Prevention of Perioperative Complications
The principles of geriatric medicine should be applied to the care of elderly patients with hip fractures. Emphasis should be placed on early recognition of treatable conditions and avoidance of iatrogenesis. Careful assessment of medical problems, social support, and functional status within an interdisciplinary framework is recommended. Such a multi-faceted approach has been shown to reduce overall complications in hip fracture patients.10 Specific complications are discussed in more detail below.
Delirium. Delirium is the most common complication after hip fracture surgery, with a prevalence of 35%-65%.7 Proper pain control, minimization of polypharmacy, removal of tethers, and frequent reorientation are among the many preventive measures that should be implemented.
Venous thromboembolism (VTE). VTE is a leading cause of morbidity and mortality for hip fracture patients.11 Without prophylaxis, about 1.8% will develop symptomatic deep venous thromboses, and 1% will develop symptomatic pulmonary emboli in the first seven to 14 days after surgery. An estimated 4.3% will develop symptomatic VTE in the first 35 days after surgery.
The American College of Chest Physicians recommends that patients undergoing hip fracture surgery receive VTE prophylaxis for a minimum of 10-14 days postoperatively.11 Extending prophylaxis out to 35 days is reasonable. Low molecular-weight heparin is preferred over low-dose unfractionated heparin, fondaparinux, warfarin, and aspirin. Patients should receive preoperative VTE prophylaxis if surgery is delayed.

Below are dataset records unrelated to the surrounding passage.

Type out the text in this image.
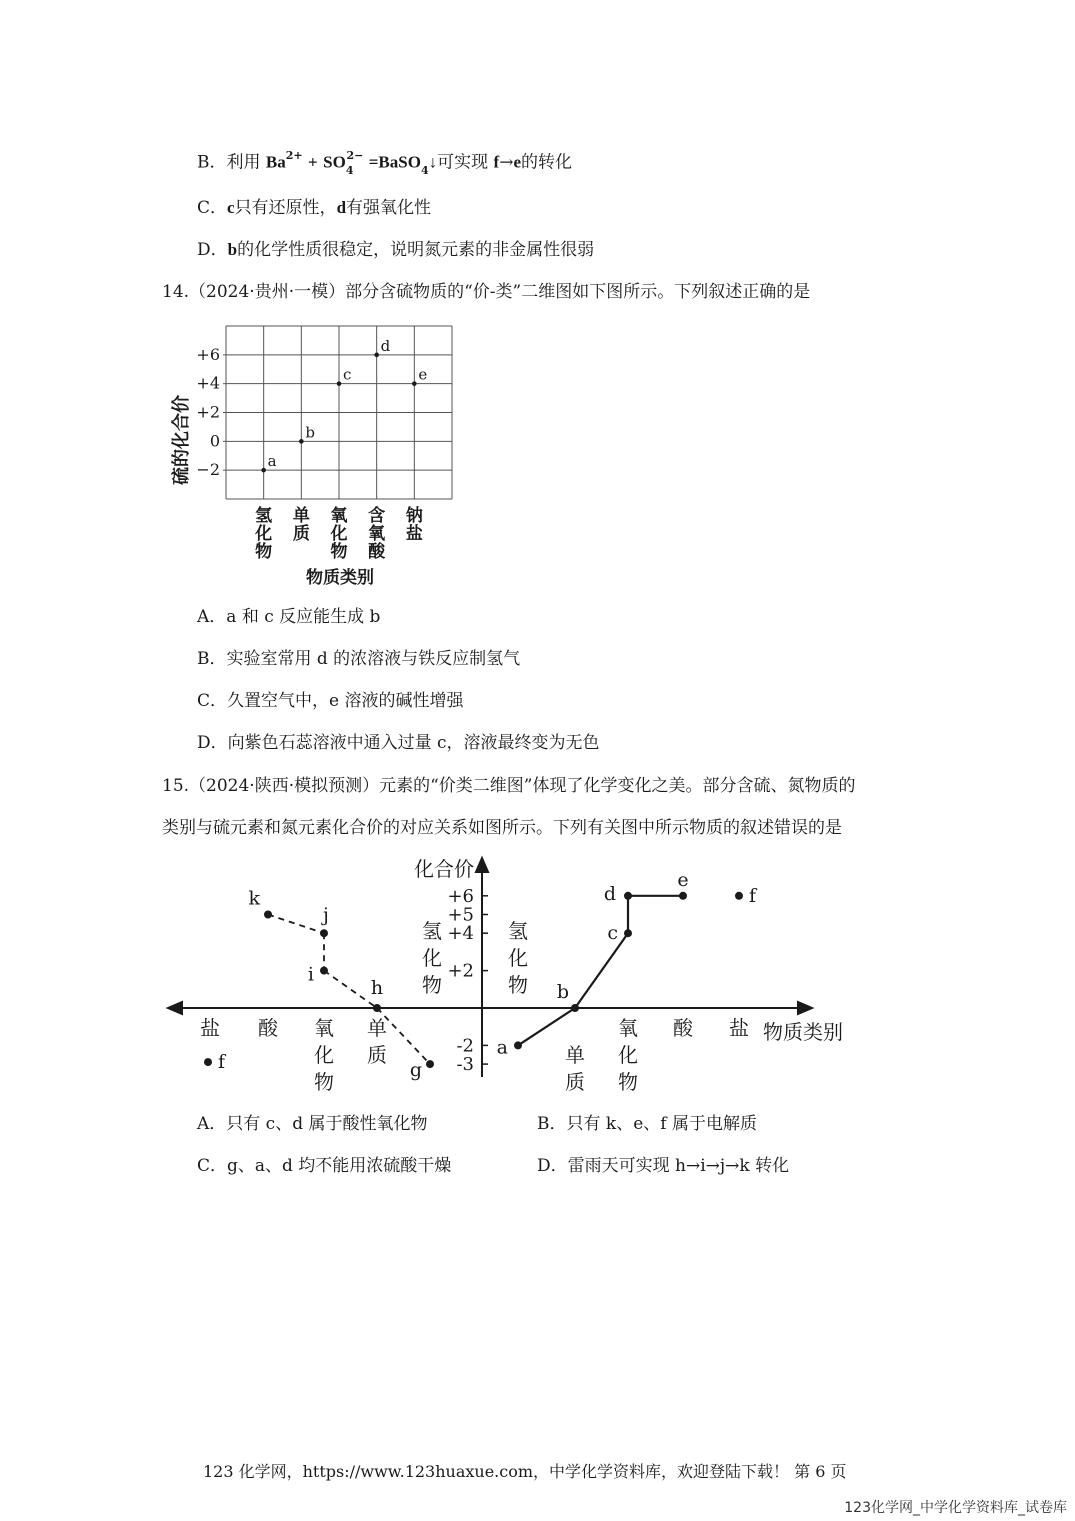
B．利用 $Ba^{2+} + SO_4^{2-}$ =BaSO$_4$↓可实现 f→e的转化
C．c只有还原性，d有强氧化性
D．b的化学性质很稳定，说明氮元素的非金属性很弱
14.（2024·贵州·一模）部分含硫物质的“价-类”二维图如下图所示。下列叙述正确的是
+6
+4
+2
0
−2
氢
化
物
单
质
氧
化
物
含
氧
酸
钠
盐
a
b
c
d
e
硫的化合价
物质类别
A．a 和 c 反应能生成 b
B．实验室常用 d 的浓溶液与铁反应制氢气
C．久置空气中，e 溶液的碱性增强
D．向紫色石蕊溶液中通入过量 c，溶液最终变为无色
15.（2024·陕西·模拟预测）元素的“价类二维图”体现了化学变化之美。部分含硫、氮物质的
类别与硫元素和氮元素化合价的对应关系如图所示。下列有关图中所示物质的叙述错误的是
化合价
物质类别
+6
+5
+4
+2
-2
-3
盐 酸 氧
化
物
单
质
氢
化
物
氢
化
物
单
质
氧
化
物
酸 盐
k
j
i
h
g
f
a
b
c
d
e
f
A．只有 c、d 属于酸性氧化物	B．只有 k、e、f 属于电解质
C．g、a、d 均不能用浓硫酸干燥	D．雷雨天可实现 h→i→j→k 转化
123 化学网，https://www.123huaxue.com，中学化学资料库，欢迎登陆下载！ 第 6 页
123化学网_中学化学资料库_试卷库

Postoperative infections. Urinary tract infections (UTIs) are the most common infectious complication after hip fracture surgery.7 If not caught early, they can result in urosepsis, prosthetic joint infections, and death. After the first 48 hours of urinary catheterization, the risk of a UTI is 5%-10% per day.12
Therefore, catheters should be removed within 24-48 hours of surgery.
Acute blood loss anemia. Anemia is common in hip fracture patients. It may be present on admission or develop as a result of intraoperative blood loss, ongoing drain output, or fluid resuscitation.
The recent FOCUS trial, which helped to clarify the optimal transfusion threshold for patients after hip fracture surgery, compared a liberal versus restrictive transfusion strategy in patients with cardiovascular disease.13 Transfusing for a hemoglobin < 10 g/dL, as opposed to transfusing for symptoms or a hemoglobin < 8 g/dL, did not improve mortality, in-hospital morbidity (including myocardial infarction), or functional status at 60 days.
Pressure ulcers. Patients with hip fractures are at risk of developing decubitus ulcers. One study found the incidence of new pressure ulcers to be 16% at seven days and 36% at 32 days after initial hospitalization.14 Multicomponent interventions have been shown to successfully reduce the rate of hospital-acquired pressure ulcers.15
Medical Management of Osteoporosis
The World Heath Organization defines osteoporosis as a bone mineral density of at least 2.5 standard deviations below that of a “normal” young adult as measured on DEXA scan, or a T-score ≤ -2.5.16 However, it is important to recognize that bone strength depends not only on the quantity of bone but also on the quality. Any patient who sustains a hip fracture with minimal trauma (e.g. a fall from standing height) should be considered to have osteoporosis, regardless of T-score.